Some people who didn't hear about the extension found themselves rushing to meet a deadline that didn't exist.

"For some reason, just about everyone who has come in today thought it was the deadline," said Larry Puckett, owner of the Jackson Hewitt Tax Service at Valley View Mall. "You can put their mind at ease when you say it's not until Monday."

Other taxpayers seem content to wait until the very last minute.

Figures provided by the Internal Revenue Service district office in Richmond show that more Virginians than usual are waiting until the last week to file.
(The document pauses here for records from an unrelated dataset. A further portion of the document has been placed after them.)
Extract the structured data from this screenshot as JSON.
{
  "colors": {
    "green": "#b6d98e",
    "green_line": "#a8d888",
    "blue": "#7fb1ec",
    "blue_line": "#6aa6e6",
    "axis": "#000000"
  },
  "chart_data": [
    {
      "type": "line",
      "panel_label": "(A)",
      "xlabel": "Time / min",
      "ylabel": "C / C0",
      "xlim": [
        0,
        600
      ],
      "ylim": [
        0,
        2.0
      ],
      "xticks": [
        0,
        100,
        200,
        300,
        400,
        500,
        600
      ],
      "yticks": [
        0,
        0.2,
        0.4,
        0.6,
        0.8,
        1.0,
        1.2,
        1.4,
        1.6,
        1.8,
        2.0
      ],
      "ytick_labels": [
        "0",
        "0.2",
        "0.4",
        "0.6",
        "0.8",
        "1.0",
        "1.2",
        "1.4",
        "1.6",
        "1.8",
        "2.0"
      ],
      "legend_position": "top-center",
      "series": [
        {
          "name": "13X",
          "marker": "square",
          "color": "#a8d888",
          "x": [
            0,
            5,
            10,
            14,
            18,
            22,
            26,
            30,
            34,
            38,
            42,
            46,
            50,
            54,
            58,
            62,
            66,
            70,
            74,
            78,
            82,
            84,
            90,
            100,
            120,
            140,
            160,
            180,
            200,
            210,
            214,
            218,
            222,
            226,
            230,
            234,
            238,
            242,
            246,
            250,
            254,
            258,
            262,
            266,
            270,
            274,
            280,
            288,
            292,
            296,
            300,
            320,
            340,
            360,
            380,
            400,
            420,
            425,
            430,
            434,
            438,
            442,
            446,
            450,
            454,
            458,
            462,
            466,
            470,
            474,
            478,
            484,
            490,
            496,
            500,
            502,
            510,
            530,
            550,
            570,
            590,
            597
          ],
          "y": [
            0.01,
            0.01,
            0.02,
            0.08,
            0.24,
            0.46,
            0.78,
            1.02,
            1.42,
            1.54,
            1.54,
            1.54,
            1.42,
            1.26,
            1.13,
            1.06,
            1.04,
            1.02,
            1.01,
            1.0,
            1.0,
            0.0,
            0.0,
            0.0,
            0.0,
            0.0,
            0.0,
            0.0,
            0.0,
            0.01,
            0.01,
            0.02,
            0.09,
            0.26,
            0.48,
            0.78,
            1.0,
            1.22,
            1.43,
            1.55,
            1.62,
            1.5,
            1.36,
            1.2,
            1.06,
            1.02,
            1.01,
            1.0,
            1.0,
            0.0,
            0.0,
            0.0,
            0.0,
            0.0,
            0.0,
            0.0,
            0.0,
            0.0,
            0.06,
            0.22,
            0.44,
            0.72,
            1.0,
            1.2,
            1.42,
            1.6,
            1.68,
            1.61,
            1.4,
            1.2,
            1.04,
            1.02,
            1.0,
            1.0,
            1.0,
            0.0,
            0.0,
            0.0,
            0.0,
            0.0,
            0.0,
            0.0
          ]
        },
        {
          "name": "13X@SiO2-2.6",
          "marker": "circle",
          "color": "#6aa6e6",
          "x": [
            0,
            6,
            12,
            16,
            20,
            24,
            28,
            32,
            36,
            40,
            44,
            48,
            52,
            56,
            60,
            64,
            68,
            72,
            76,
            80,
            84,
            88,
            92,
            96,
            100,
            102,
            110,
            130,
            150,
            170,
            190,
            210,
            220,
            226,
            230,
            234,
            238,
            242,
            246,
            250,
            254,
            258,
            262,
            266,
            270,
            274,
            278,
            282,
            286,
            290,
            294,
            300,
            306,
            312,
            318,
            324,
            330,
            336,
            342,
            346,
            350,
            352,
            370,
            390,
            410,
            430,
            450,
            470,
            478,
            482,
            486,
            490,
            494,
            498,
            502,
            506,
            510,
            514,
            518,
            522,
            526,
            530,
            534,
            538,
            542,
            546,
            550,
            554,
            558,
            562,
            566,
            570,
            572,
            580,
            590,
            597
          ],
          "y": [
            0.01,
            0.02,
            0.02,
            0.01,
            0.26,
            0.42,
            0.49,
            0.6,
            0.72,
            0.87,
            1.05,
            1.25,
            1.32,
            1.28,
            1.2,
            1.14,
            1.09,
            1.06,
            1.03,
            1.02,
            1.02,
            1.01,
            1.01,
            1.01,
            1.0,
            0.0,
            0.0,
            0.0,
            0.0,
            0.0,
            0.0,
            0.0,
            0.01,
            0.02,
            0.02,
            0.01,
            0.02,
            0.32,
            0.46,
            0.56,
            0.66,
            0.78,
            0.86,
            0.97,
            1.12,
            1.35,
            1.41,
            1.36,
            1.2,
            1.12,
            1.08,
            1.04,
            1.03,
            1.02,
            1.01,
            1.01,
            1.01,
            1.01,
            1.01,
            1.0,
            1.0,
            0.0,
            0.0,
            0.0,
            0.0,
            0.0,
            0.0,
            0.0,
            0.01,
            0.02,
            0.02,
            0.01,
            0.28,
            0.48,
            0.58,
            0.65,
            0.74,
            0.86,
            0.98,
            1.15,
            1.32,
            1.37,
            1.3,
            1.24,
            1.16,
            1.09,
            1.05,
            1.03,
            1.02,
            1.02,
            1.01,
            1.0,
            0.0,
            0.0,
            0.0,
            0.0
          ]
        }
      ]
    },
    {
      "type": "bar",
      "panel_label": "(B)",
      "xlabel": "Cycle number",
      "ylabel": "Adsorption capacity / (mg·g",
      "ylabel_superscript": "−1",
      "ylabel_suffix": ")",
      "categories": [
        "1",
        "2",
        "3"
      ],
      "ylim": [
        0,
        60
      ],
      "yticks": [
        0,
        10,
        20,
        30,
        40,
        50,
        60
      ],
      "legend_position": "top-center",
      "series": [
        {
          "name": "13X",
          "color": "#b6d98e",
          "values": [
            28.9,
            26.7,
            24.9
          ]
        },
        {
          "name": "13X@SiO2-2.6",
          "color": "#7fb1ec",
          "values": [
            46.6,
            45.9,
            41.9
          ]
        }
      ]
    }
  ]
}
More than a third of the state's taxpayers, about 1.1 million, had not filed as of last Wednesday - about 200,000 more than usual.

Harold Shaffer, who runs The Tax Man on Peters Creek Road, said his office has received numerous calls from people who just wanted to make sure the deadline for federal returns was not until Monday.

"If you had an extra four days instead of two, you'd still have people putting it off," he said.

But with the deadline coming so close to a holiday weekend, "we've had a lot of people who wanted to get theirs done early this year," said Steven Bahr, a certified public accountant in Salem.

Some tax preparers were planning to keep their offices open today to accommodate last-minute filers, and many predicted the traditional late-night run on the post office Monday, as the midnight deadline approaches, would take place as usual.

Some information in this story came from the Associated Press.